REGIONAL integration facilitator, the Caribbean Community (CARICOM) has called on the Hugh Wooding Law School (HWLS) to make provisions to accommodate the top 25 Guyanese law students for 2015. Making the disclosure yesterday was Minister of Foreign Affairs, Carl Greenidge, upon his return to Guyana from the 36th Regular Meeting of the Conference of Heads of Government of CARICOM in Barbados.
According to the Minister, CARICOM Heads made a decision on Saturday last to render support for the top 25 law students from the University of Guyana (UG) to be facilitated at the HWLS.
He explained that while CARICOM “cannot instruct” the school to accommodate the students, the regional body remains optimistic that a favourable response will be forthcoming from ‘Hugh Wooding’.
In terms of what the future holds, and a permanent resolution to the annual issue, Minister Greenidge posited, “It has to be resolved.”
As he explained, “There is a specific mechanism put in place to report and advice on the whole issue of legal education and the role of the law school and that has not finished. So in the meantime this is the continuation of a temporary measure.”
Two weeks ago, Attorney-General and Legal Affairs Minister Basil Williams had said he was unsure if the arrangement for automatic entry of 25 Guyanese students to the HWLS will continue in 2015.
Williams had told the National Assembly, during the second sitting of the Eleventh Parliament, that he was in receipt of a correspondence from the Council for Legal Education (CLE) on June 24 regarding the status of the agreement for the automatic entry of 25 Guyanese law students based on their Grade Point Average (GPA).
“I have been informed,” Williams said in his address, “that there is a negotiation going on in relation to the collaborative agreement between the University of the West Indies (UWI), University of Guyana (UG), and the Council for Legal Education (CLE), but they are claiming that a new proposal put up by the University of Guyana is stalling the negotiations.”
With the new academic year at the HWLS beginning in just two months, Williams gave his word to the National Assembly that he will take up the matter with the University of Guyana administration, since it is “of utmost urgency.”
While participating in the 25th Inter-Sessional CARICOM Heads of Government meeting in St Vincent and the Grenadines last year, former Attorney-General and Legal Affairs Minister, Anil Nandlall had revealed that there had appeared to be a resolution towards the issue of accommodating the students.
During an interview with the Government Information Agency (GINA), Nandlall related that the then Chairman of CARICOM Dr. Ralph Gonsalves will be writing to the Council of Legal Education informing them that the 25 Guyanese students should be admitted for the academic year 2014.
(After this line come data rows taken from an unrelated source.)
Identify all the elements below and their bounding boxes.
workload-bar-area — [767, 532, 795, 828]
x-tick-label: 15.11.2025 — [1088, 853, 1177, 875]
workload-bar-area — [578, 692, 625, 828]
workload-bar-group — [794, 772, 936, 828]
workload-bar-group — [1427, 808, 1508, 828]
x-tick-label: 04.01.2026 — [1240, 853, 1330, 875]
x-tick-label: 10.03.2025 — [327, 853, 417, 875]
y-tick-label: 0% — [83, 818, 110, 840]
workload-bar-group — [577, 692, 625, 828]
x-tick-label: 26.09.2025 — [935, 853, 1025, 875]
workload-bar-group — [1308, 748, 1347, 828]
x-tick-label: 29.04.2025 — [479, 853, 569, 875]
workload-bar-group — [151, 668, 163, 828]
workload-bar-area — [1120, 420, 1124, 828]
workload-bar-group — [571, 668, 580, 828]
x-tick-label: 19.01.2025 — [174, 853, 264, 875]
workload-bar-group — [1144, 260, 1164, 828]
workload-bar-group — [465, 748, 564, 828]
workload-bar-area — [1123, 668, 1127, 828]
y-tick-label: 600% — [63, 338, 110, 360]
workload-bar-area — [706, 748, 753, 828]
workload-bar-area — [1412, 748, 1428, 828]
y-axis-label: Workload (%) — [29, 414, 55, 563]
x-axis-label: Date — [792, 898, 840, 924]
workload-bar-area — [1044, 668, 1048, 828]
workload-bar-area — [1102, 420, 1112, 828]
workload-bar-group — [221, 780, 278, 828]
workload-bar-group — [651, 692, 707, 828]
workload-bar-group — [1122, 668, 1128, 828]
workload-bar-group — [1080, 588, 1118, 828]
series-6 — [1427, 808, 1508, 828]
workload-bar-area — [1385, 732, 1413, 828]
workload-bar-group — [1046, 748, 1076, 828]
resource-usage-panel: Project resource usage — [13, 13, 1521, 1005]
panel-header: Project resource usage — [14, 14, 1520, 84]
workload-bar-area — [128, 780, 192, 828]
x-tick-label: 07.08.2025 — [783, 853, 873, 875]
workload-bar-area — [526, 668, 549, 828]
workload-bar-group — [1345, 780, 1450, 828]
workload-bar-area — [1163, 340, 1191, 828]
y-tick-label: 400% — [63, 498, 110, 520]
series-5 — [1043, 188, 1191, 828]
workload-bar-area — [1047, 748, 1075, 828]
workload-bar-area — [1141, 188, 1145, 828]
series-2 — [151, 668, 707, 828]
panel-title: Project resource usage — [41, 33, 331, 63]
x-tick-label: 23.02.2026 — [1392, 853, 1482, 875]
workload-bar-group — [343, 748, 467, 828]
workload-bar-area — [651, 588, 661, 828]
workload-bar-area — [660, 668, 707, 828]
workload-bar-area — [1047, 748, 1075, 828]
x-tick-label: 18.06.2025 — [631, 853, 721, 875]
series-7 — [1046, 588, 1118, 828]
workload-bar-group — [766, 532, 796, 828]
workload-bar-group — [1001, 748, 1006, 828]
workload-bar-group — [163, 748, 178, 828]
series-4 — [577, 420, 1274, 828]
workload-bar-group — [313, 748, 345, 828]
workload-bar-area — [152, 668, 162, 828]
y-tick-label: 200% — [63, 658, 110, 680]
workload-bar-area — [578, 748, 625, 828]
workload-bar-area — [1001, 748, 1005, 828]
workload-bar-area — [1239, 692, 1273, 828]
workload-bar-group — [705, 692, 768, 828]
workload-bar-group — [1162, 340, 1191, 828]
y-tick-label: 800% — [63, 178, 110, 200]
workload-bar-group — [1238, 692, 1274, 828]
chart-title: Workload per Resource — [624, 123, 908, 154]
Nandlall added that the letter will also call for a review of the provision of legal education in the region to address the expanded need for accommodation and education.
Just last month, during a meeting with the Attorney-General, 25 of the 27 Guyanese students currently attending the HWLS in Trinidad and Tobago raised several issues and concerns in relation to tuition, discrimination and disadvantages they faced in pursuit of their Legal Education Certificate at the regional institution.
Concerns regarding immigration, course content and the lateness of the Guyana students’ list to the Trinidadian immigration authorities were also raised with Williams during the meeting last month.
But of these, the most important issue was that of the TT$65,792 (G$2.2 million or USD$11,000 per student) tuition free, which the students are now required to pay in full, in September, at the beginning of the semester, as opposed to a 50 per cent of the total. The additional 50 per cent was required by January the following year.